Gallup Reports Clinton’s Support Among Dems Is Slipping, And This New Sanders Ad Won’t Help Her Much
Secretary Clinton got hit with a series of hard truths this Friday, none harsher than a new Gallup poll that shows her support among Democrats is an abysmal +36 percent favorability – half of what it was in November 2015:
We can start with the Democratic side of the ledger, where Clinton’s current net favorable rating of +36 among Democrats and Democratic-leaning independents is based on 66% who give her a favorable rating and 30% who give her an unfavorable rating.
Clinton’s image has undergone ups and downs over the course of the campaign season, just as it has over her entire 25-year career in the national spotlight. Overall, however, April so far has not been kind to the former secretary of state. Her net favorable rating has descended steadily to her current low point — in the midst of a crucial stage of the primary season, which will help determine whether she’ll emerge the clear winner over Bernie Sanders before the Democratic National Convention in Philadelphia this July.

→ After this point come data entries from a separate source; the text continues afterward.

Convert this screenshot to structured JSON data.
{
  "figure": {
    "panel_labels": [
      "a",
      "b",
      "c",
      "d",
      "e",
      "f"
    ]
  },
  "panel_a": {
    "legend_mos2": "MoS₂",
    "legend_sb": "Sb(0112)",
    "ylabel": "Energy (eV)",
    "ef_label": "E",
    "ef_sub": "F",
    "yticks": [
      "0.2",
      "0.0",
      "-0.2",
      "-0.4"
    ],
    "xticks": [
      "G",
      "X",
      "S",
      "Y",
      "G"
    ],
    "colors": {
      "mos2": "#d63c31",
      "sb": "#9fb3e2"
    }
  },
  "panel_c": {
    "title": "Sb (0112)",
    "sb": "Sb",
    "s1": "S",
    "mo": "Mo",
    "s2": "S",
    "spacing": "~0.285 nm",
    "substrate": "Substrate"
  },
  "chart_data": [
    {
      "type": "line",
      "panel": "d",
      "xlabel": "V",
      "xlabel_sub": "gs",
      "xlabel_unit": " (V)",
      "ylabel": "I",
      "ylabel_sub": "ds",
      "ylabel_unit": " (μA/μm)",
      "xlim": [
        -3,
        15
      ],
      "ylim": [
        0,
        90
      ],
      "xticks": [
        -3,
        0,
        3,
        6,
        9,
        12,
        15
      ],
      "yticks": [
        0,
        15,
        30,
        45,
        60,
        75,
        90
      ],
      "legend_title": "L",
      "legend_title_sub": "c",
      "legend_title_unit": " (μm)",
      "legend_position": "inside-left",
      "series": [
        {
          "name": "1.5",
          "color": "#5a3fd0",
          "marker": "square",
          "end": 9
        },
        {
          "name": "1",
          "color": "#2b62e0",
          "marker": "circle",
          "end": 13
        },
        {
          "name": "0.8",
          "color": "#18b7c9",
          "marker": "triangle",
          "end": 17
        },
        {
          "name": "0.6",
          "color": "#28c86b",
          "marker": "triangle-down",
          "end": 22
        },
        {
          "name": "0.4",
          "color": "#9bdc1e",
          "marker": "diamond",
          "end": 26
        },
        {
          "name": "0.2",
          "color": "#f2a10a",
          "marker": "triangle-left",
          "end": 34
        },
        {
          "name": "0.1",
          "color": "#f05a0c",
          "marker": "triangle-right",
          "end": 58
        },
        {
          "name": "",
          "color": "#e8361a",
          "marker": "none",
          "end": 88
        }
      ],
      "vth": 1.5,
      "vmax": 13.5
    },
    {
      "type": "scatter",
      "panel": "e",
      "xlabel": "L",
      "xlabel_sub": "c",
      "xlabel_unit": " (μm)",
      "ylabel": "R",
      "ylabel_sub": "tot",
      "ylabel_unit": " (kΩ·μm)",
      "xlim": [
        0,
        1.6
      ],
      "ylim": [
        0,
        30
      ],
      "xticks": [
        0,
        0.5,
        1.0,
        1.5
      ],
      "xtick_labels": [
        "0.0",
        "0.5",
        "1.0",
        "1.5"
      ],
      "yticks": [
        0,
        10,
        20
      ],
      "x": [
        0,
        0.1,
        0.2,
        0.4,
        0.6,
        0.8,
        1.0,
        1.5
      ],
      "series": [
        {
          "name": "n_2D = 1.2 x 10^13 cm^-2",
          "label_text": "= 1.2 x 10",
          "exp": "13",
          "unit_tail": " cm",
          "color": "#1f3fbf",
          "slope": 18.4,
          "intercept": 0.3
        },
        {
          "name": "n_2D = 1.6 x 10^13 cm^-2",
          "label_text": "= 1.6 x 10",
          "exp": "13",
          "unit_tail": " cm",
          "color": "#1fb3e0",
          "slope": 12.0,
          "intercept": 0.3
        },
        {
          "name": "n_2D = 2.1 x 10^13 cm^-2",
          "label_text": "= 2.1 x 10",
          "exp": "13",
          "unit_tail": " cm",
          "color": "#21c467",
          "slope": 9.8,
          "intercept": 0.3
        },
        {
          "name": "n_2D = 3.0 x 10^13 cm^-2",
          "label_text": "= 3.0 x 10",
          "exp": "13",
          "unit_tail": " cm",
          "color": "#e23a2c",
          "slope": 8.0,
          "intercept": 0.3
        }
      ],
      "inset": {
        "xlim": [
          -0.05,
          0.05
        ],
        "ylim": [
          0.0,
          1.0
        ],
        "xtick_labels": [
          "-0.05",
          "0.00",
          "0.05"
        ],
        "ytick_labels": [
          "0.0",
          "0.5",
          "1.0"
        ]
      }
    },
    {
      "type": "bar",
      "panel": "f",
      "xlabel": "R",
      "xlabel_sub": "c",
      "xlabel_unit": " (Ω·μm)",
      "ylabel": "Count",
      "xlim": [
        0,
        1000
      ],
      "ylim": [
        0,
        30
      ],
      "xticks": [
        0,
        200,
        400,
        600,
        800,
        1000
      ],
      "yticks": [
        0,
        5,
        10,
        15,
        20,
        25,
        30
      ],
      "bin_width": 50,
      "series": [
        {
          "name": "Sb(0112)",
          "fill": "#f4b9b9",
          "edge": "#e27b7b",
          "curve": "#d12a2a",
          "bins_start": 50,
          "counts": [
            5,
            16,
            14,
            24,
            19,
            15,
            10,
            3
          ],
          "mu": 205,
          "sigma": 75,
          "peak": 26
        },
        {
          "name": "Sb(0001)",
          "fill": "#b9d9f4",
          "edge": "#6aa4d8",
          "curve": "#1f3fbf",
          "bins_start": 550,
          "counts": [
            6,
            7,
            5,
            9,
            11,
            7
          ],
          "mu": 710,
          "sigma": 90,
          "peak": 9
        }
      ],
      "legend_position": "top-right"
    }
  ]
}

The most obvious reason for Clinton’s slippage is the protracted Democrat primary, which has unexpectedly drained her resources and routinely put Clinton on defense. Today, Clinton’s rival Bernie Sanders put out a new ad that attacks Clinton’s exorbitant paid speaking fees while simultaneously criticizing her refusal to support a national $15 minimum wage:
“Wall Street banks shower Washington politicians with campaign contributions and speaking fees,” the narrator in the ad says. “While Washington politicians are paid over $200,000 an hour for speeches, they oppose raising the living wage to $15 an hour. “Two hundred thousand dollars an hour for them, but not even 15 bucks an hour for all Americans. Enough is enough.”
So while Clinton is spending money she never expected to, she’s also failing to win over crucial former Obama donors, putting a greater strain on her financial operation:
At least 33 of the 145 political donors who gave $25,000 or more in 2012 to Priorities USA, the super-PAC that backed Obama’s re-election and now supports Clinton’s bid, have yet to contribute to either Clinton’s campaign or affiliated outside committees, according to a Bloomberg analysis of the most recently available Federal Election Commission records.
Clinton is certainly not at a loss for money, but the protracted battle she finds herself in with Senator Sanders is putting unexpected strain on an already hesitant donor base—a real headache for Clinton, if this primary goes all the way to the convention.